Вернулся Рефик с чемоданом. Омер попытался ему улыбнуться. Потом взял один из ватных тюфяков, сложенных в стопку на пружинном матрасе, понюхал и решил, что пахнет он скверно. Второй ему тоже не понравился, и наконец, взяв третий, он спросил у Рефика, где тот хочет спать. Рефик задумался и обвел комнату оценивающим взглядом, словно молодожен, размышляющий, как обставить квартиру. Потом они расстелили тюфяк на выбранном им месте. Нашлись и простыни, и целая груда одеял. «Как давно мы друг друга знаем, сколько лет дружим! — думал Омер, прислушиваясь к гудению печки. — Десять лет. А сейчас я уже совсем не тот амбициозный честолюбец, каким вернулся в Турцию…» Он вдохнул доносившийся из чемодана запах Стамбула, посмотрел, какие вещи и книги Рефик привез с собой; потом присел на край кровати, закурил и принялся рассматривать самого Рефика. Тот разгружал чемодан и складывал свои пожитки на крышку сундука. Омер вдруг с удивлением понял, что Рефик кажется ему чужаком. Он смотрел на друга, как мог бы смотреть какой-нибудь человек на знакомого мясника, которого из года в год видит за прилавком, если бы вдруг встретился с ним на улице и увидел его ноги. Омер привык видеть Рефика в инженерном училище, в Нишанташи и вообще в Стамбуле, а здесь он казался инородным телом. Внезапно Омер словно бы посмотрел на себя со стороны, так, будто был совсем другим человеком, и подумал: «Кем бы я мог стать? Чем бы я мог еще заняться, вернувшись из Англии?» Он снова, как делал это уже множество раз за эти два года, стал загибать пальцы: университет, инженерная компания, своя маленькая строительная фирма, жизнь в Стамбуле… «Нет, это все не то! — вдруг разозлился он. — А значит, я был прав!»
Рефик неожиданно обернулся и спросил:
— Кстати, как поживает Назлы?
— Хорошо. Летом и осенью мы несколько раз встречались, когда я приезжал в Анкару. Сейчас пишем друг другу письма. — Омера вдруг потянуло на откровенность. — Пишем письма, но тем для переписки становится все меньше и меньше. Она описывает, что делает изо дня в день, я тоже. И какой в этом смысл?
Рефик посмотрел на друга и улыбнулся, словно хотел сказать: «Как какой смысл? Смысл тот, что переписка между помолвленными молодыми людьми — замечательная штука!

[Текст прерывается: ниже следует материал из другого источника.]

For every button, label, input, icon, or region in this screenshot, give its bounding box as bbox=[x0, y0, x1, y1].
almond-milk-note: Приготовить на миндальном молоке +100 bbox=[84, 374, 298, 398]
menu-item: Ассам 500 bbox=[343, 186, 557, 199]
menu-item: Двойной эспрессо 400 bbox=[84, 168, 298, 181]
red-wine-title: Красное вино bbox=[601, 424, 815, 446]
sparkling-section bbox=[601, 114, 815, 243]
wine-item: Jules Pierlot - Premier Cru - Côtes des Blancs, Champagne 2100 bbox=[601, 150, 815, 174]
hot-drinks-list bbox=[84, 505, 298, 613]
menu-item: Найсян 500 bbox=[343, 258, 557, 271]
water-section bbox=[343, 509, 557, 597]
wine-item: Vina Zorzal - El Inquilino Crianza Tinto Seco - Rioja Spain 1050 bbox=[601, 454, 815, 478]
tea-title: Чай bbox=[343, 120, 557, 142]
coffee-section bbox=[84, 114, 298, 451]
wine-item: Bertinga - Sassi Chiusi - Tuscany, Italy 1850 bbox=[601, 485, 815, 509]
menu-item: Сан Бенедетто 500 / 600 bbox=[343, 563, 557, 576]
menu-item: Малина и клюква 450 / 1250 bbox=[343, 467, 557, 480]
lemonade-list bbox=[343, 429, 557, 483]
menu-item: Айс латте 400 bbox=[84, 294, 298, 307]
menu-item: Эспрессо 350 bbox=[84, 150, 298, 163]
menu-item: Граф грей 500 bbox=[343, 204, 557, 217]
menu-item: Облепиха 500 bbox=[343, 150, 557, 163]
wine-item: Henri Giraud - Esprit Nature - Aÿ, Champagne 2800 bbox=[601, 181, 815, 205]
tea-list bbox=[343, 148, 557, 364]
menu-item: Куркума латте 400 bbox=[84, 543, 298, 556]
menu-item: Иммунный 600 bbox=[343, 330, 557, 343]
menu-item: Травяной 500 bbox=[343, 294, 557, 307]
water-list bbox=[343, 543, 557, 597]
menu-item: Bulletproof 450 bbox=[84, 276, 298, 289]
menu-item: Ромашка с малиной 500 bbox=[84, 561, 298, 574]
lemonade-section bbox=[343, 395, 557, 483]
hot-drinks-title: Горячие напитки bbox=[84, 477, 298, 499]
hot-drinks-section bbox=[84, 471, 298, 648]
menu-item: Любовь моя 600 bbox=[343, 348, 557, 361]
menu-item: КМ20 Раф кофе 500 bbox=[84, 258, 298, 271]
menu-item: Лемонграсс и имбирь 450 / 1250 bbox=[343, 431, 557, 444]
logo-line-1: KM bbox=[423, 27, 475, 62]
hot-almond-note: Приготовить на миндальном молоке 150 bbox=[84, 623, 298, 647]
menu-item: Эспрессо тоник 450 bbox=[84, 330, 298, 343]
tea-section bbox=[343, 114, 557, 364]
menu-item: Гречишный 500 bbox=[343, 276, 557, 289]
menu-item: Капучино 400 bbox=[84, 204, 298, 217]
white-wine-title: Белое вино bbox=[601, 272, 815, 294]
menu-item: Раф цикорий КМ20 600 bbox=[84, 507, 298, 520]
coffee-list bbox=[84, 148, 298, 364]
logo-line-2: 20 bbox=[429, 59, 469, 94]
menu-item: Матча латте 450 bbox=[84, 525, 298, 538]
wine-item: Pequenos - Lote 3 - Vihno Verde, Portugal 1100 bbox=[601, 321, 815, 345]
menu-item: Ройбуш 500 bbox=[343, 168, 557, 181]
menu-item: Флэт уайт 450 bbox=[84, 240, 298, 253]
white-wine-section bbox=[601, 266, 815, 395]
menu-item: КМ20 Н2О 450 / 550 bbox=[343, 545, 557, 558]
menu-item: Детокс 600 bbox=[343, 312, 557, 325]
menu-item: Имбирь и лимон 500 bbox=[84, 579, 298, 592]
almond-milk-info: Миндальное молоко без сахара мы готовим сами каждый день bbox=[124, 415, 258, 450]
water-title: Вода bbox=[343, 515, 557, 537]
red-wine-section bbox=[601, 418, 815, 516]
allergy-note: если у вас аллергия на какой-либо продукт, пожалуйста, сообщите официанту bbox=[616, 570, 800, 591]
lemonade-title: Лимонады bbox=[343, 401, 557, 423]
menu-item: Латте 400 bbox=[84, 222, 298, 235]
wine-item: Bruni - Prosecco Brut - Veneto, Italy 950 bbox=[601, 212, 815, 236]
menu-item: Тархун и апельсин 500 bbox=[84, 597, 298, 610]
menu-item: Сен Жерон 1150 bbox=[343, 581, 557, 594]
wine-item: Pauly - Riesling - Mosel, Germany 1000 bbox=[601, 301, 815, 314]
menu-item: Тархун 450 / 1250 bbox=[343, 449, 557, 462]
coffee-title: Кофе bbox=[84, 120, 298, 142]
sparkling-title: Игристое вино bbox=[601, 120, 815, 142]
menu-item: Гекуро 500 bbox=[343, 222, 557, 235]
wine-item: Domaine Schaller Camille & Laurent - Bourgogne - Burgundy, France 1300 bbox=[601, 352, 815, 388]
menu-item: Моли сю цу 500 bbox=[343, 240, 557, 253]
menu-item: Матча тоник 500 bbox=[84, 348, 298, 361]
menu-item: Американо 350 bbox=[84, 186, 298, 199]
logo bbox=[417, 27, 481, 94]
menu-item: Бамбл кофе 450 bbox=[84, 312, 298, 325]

Зачем об этом спрашивать?»
— А как Перихан?
— Хорошо.
— Кстати, ты ничего не сказал о дочке. Ее ведь Мелек зовут, если я правильно помню?
— Да.
— Какая она?
— Настоящий ангел. Но, должно быть, высоченная вымахает.
— Кому пришло в голову ее так назвать?
— Мне, — смущенно сказал Рефик. — Я хотел, чтобы у меня была дочка, похожая на ангела. — Он закончил доставать из чемодана вещи и растянулся на своем тюфяке.
Омер тоже откинулся на кровать. Лежал, курил, смотрел в потолок и пытался как следует насладиться этими последними минутами первого часа, проведенного вместе с другом. Они будут лежать здесь и болтать, словно два школьника в спальне или два солдата в казарме, а радость и волнение встречи будут потихоньку исчезать, разгоревшиеся дружеские чувства — остывать, и на смену им придет холодок, неизбежный между двумя взрослыми людьми, не очень-то одобряющими образ жизни друг друга.
— Я хотел, чтобы у меня была дочка, похожая на ангела, — повторил Рефик и как-то нервно, нехорошо рассмеялся.
Рефик удивился. Такого смеха он от Рефика никогда не слышал.
— Слушай, у тебя, похоже, нервы не в порядке.
— Устал. Три дня в дороге…
— Если хочешь, поспи немного. Через час поедим. Поспишь и будешь лучше себя чувствовать.
— Нет. За месяц я еще успею вволю выспаться. Давай лучше поговорим.
— Ты думаешь остаться здесь на месяц?
— Да. Я сказал дома, что на месяц уеду.